Two women have been confronted by authorities after attempting to spend a fake $1 million bill at a dollar store in Maryville, Tennessee.
According to reports, Amanda McCormick, one of the women, got the bill from a church and she was trying to buy items and gift cards for the homeless. The two were released without any charge but were permanently banned from visiting the store.
Two women recently made headlines after getting caught trying to spend a fake a 1 million dollar bill at a dollar store in Maryville, Tennessee. The duo reportedly visited the Dollar General store last April 5 and they were trying to buy several items and gift cards using the counterfeit money.
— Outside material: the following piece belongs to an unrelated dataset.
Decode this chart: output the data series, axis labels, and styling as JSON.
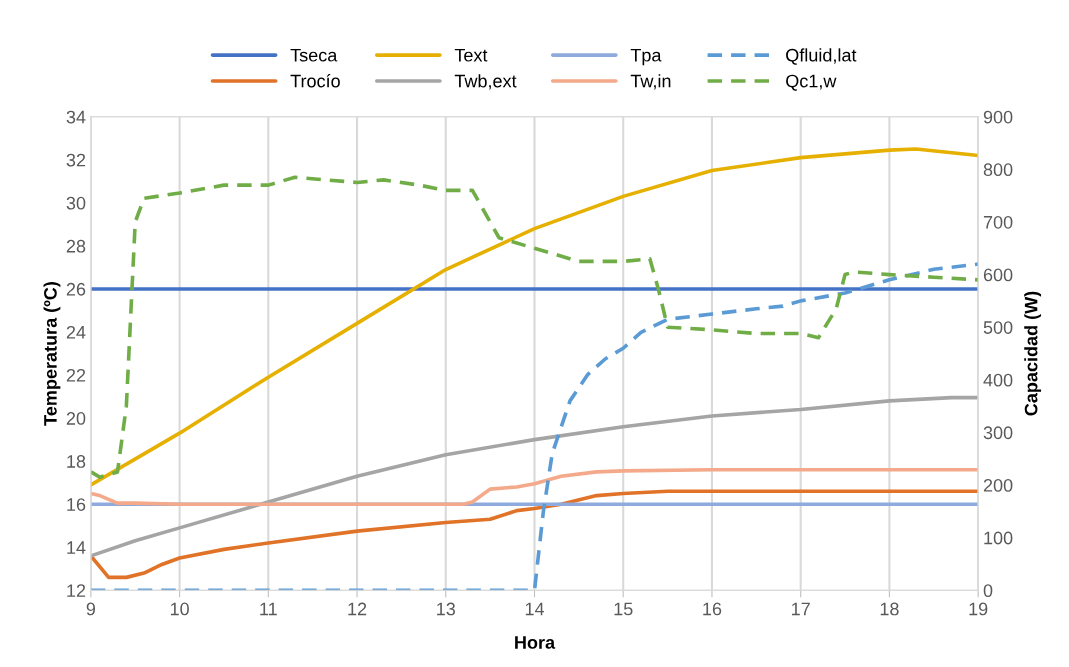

Naturally, a store employee easily recognized it as a fake since $1 million bills do not exist in the United States. Deputies from the Blount County Sheriff were immediately alerted about the “suspicious i ncident.” Investigators arrived at the stop around 10 o’clock in the morning.
Amanda McCormick, one of the suspects, said that she got the $1 million bill “in the mail from a church,” although she refused to provide details about the church. Meanwhile, the other woman said she only joined McCormick to run errands and had no idea about the whole thing.
McCormick, who is 39 years old, also claimed that she was purchasing the gift cards as a gift for homeless people.
The two were not charged of any crime and were eventually released, although authorities issued a “verbal no trespass warning prohibiting them from coming back to the Dollar General store,” a report said.
Deputies also took the $1 million bill as evidence.
According to the Department of the Treasury and the Federal Reserve, the largest U.S. note ever printed was a $10,000 bill. They were originally issued in 1945 – along with denominations $500, $1,000, and $5,000 – but were discontinued by 1969 “due to lack of use.”